Released just nine months after “Surrealistic Pillow” in 1967, “After Bathing at Baxter’s” didn’t produce any followup single hits and thus didn’t do nearly so well on the charts as its predecessor. But it’s great. Some of these songs were live show staples, and maybe they’re more successful that way – “The Ballad of You & Me & Pooneil” being one example, and the combination of “Won’t You Try” and “Saturday Afternoon” being another. Those are such fantastic settings for the improvisation and experimentation that the band was so good at live that it can be a little hard to hear them cut down to almost-single length for an album, having heard the more elaborate versions for years.
In fact, I didn’t own a vinyl copy of “Baxter’s” until just a few years ago, and that was the very reason: I loved the versions of some of these songs that appeared on “Bless Its Pointed Little Head” and some live bootlegs that were out there, and later on the Monterey and Woodstock collections; I wasn’t sure I wanted to hear the studio versions.
How many times in this blog am I going to have to say I was wrong? (With regard to the Airplane, or at least two of its members, there’s going to be a big “I was wrong” coming up when I get back to Hot Tuna.) I was wrong. This album is excellent. Even the little audio verité nonsense of “A Small Package of Value Will Come To You, Shortly” is somehow enjoyable (and I quote the title constantly when shipping things to people).

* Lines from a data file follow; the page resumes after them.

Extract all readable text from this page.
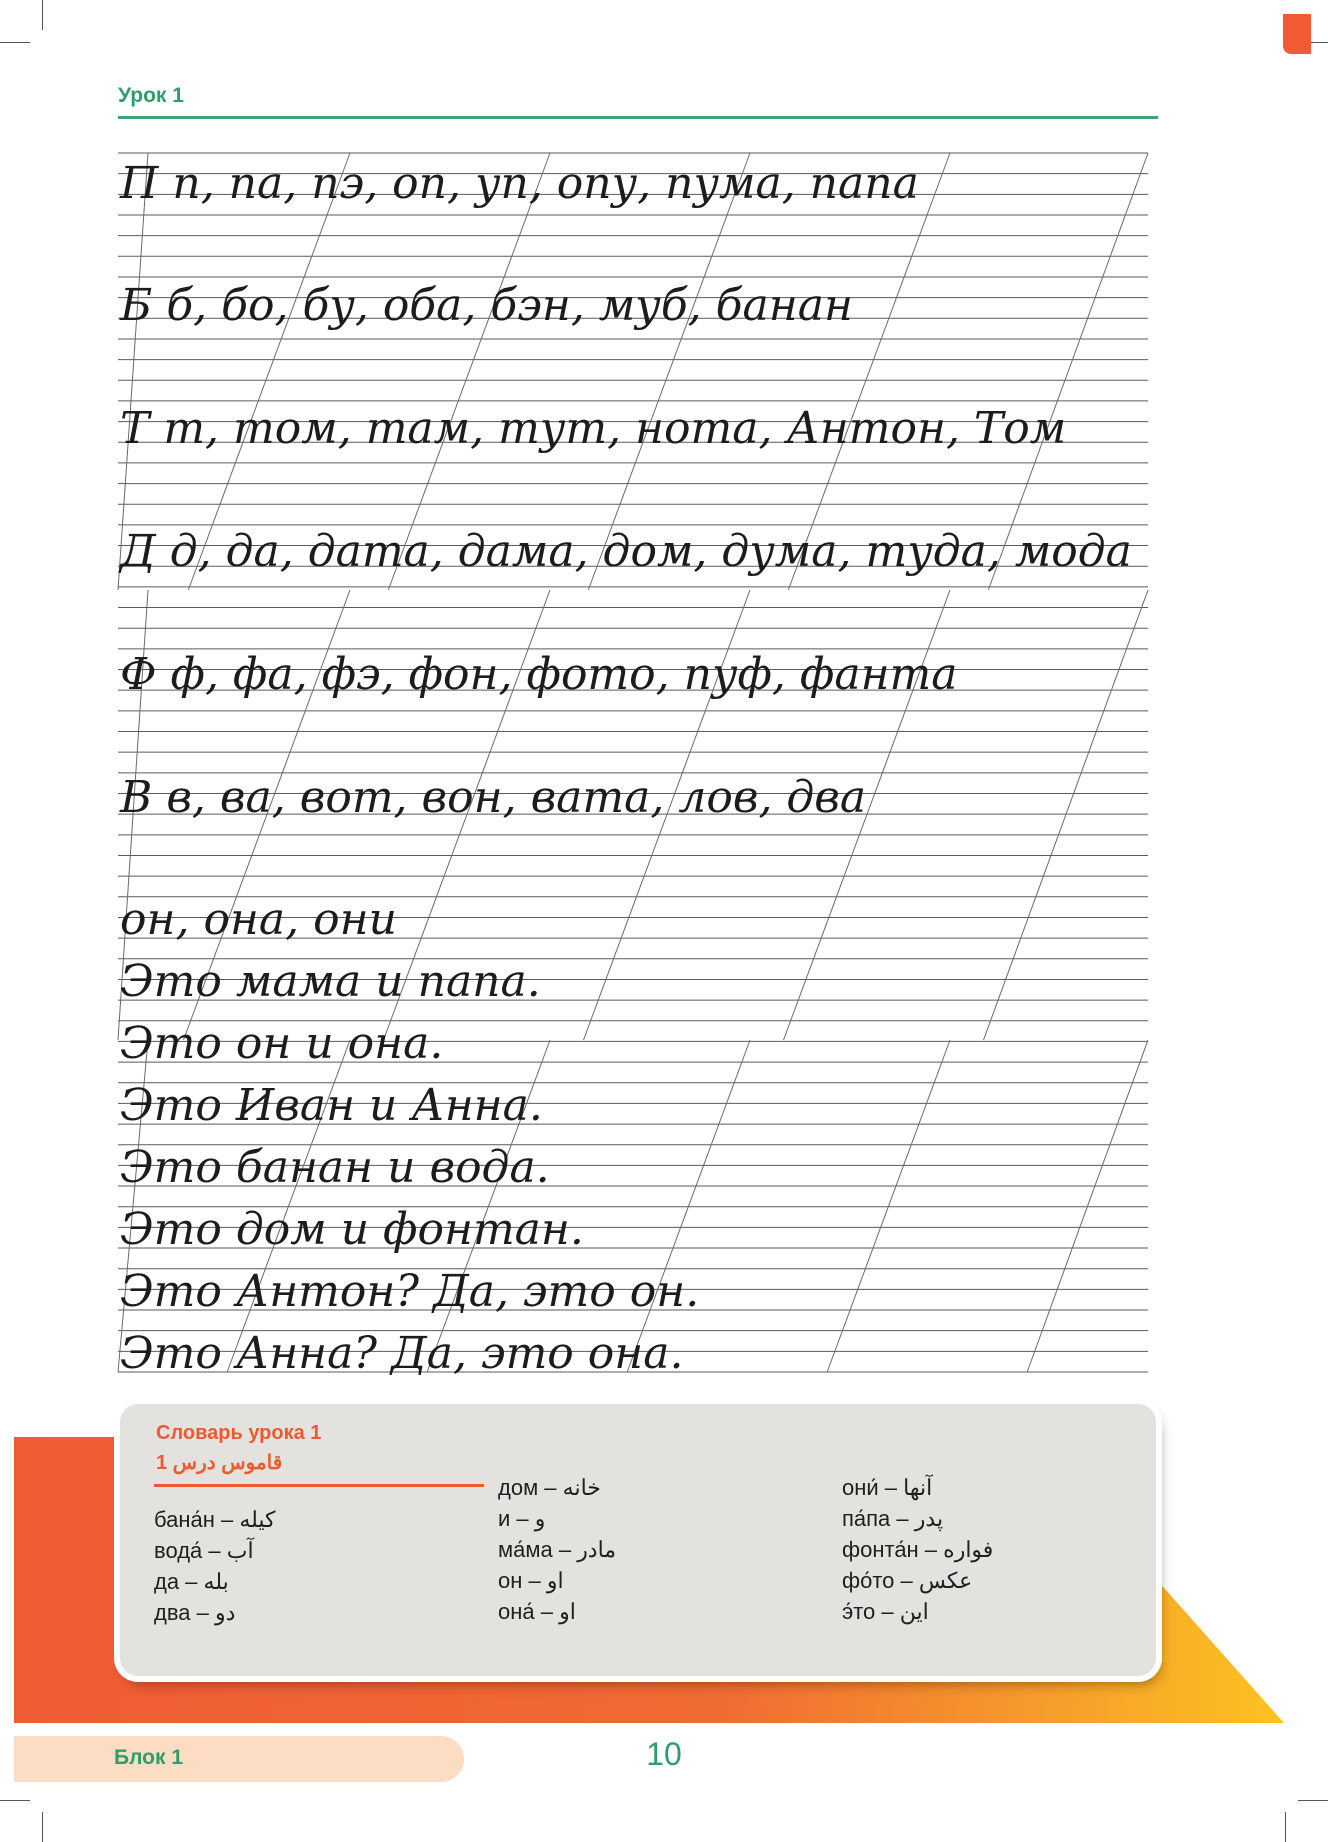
Урок 1
П п, па, пэ, оп, уп, опу, пума, папа
Б б, бо, бу, оба, бэн, муб, банан
Т т, том, там, тут, нота, Антон, Том
Д д, да, дата, дама, дом, дума, туда, мода
Ф ф, фа, фэ, фон, фото, пуф, фанта
В в, ва, вот, вон, вата, лов, два
он, она, они
Это мама и папа.
Это он и она.
Это Иван и Анна.
Это банан и вода.
Это дом и фонтан.
Это Антон? Да, это он.
Это Анна? Да, это она.

Словарь урока 1

قاموس درس 1

бана́н – کیله
вода́ – آب
да – بله
два – دو
дом – خانه
и – و
ма́ма – مادر
он – او
она́ – او
они́ – آنها
па́па – پدر
фонта́н – فواره
фо́то – عکس
э́то – این

Блок 1	10
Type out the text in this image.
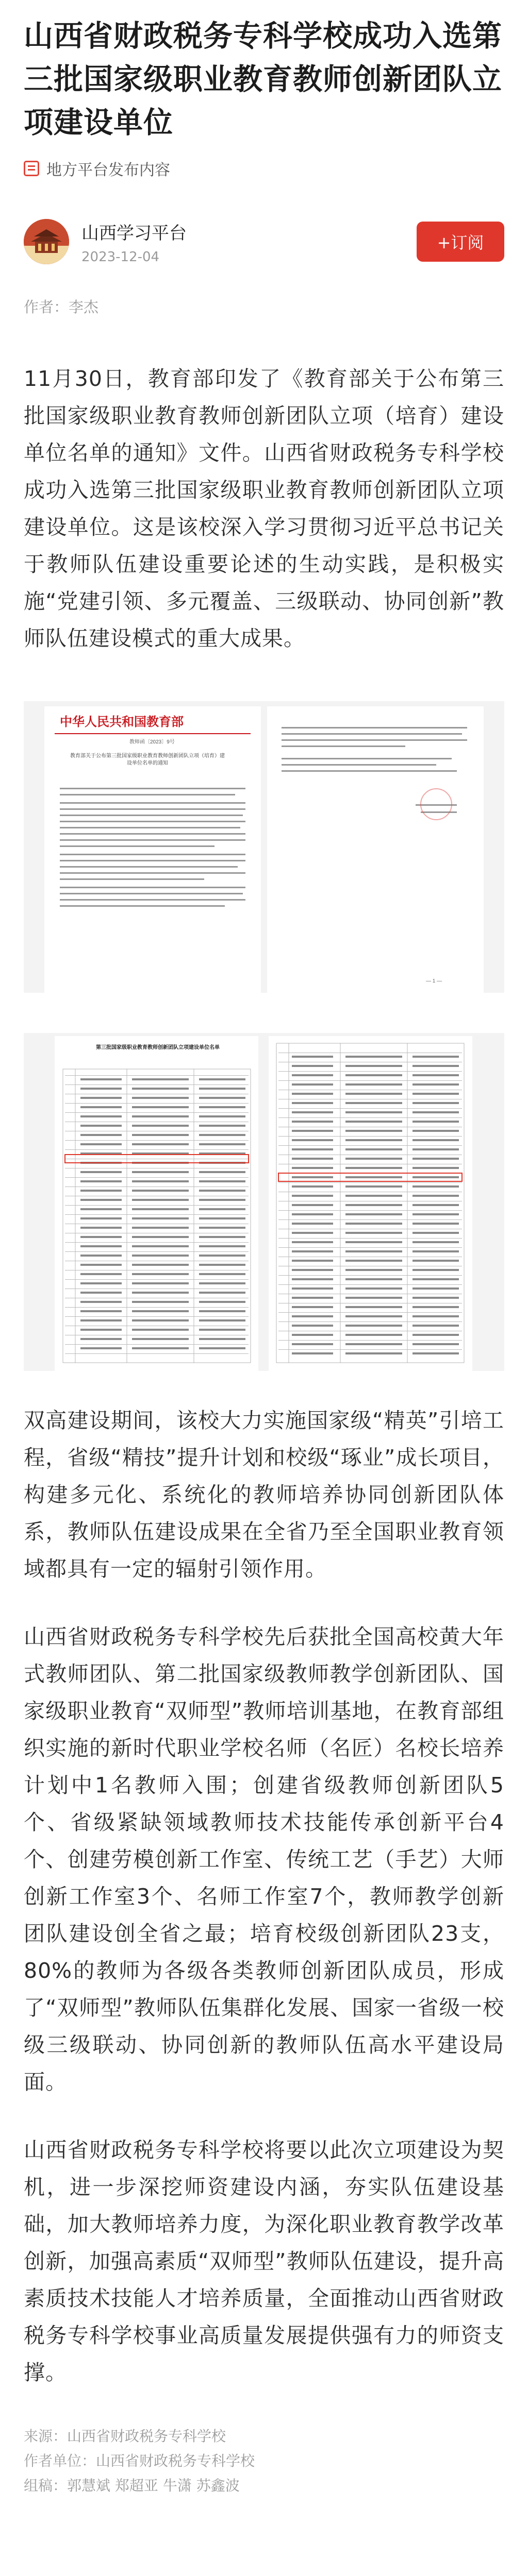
山西省财政税务专科学校成功入选第三批国家级职业教育教师创新团队立项建设单位
地方平台发布内容
山西学习平台
2023-12-04
+订阅
作者：李杰

11月30日，教育部印发了《教育部关于公布第三批国家级职业教育教师创新团队立项（培育）建设单位名单的通知》文件。山西省财政税务专科学校成功入选第三批国家级职业教育教师创新团队立项建设单位。这是该校深入学习贯彻习近平总书记关于教师队伍建设重要论述的生动实践，是积极实施“党建引领、多元覆盖、三级联动、协同创新”教师队伍建设模式的重大成果。

中华人民共和国教育部
教师函〔2023〕9号
教育部关于公布第三批国家级职业教育教师创新团队立项（培育）建设单位名单的通知
— 1 —
第三批国家级职业教育教师创新团队立项建设单位名单

双高建设期间，该校大力实施国家级“精英”引培工程，省级“精技”提升计划和校级“琢业”成长项目，构建多元化、系统化的教师培养协同创新团队体系，教师队伍建设成果在全省乃至全国职业教育领域都具有一定的辐射引领作用。

山西省财政税务专科学校先后获批全国高校黄大年式教师团队、第二批国家级教师教学创新团队、国家级职业教育“双师型”教师培训基地，在教育部组织实施的新时代职业学校名师（名匠）名校长培养计划中1名教师入围；创建省级教师创新团队5个、省级紧缺领域教师技术技能传承创新平台4个、创建劳模创新工作室、传统工艺（手艺）大师创新工作室3个、名师工作室7个，教师教学创新团队建设创全省之最；培育校级创新团队23支，80%的教师为各级各类教师创新团队成员，形成了“双师型”教师队伍集群化发展、国家一省级一校级三级联动、协同创新的教师队伍高水平建设局面。

山西省财政税务专科学校将要以此次立项建设为契机，进一步深挖师资建设内涵，夯实队伍建设基础，加大教师培养力度，为深化职业教育教学改革创新，加强高素质“双师型”教师队伍建设，提升高素质技术技能人才培养质量，全面推动山西省财政税务专科学校事业高质量发展提供强有力的师资支撑。

来源：山西省财政税务专科学校
作者单位：山西省财政税务专科学校
组稿：郭慧斌 郑超亚 牛潇 苏鑫波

There’s a nine-minute instrumental (“Spare Chaynge”) that never outstays its welcome. “Young Girl Sunday Blues” manages to stretch out and capture that Jefferson Airplane energy in a studio recording.
Even though I paid an amount for this ($18 – it’s pretty pristine), I haven’t given this enough play, at least in part because it keeps getting overshadowed by my love for certain other Airplane records.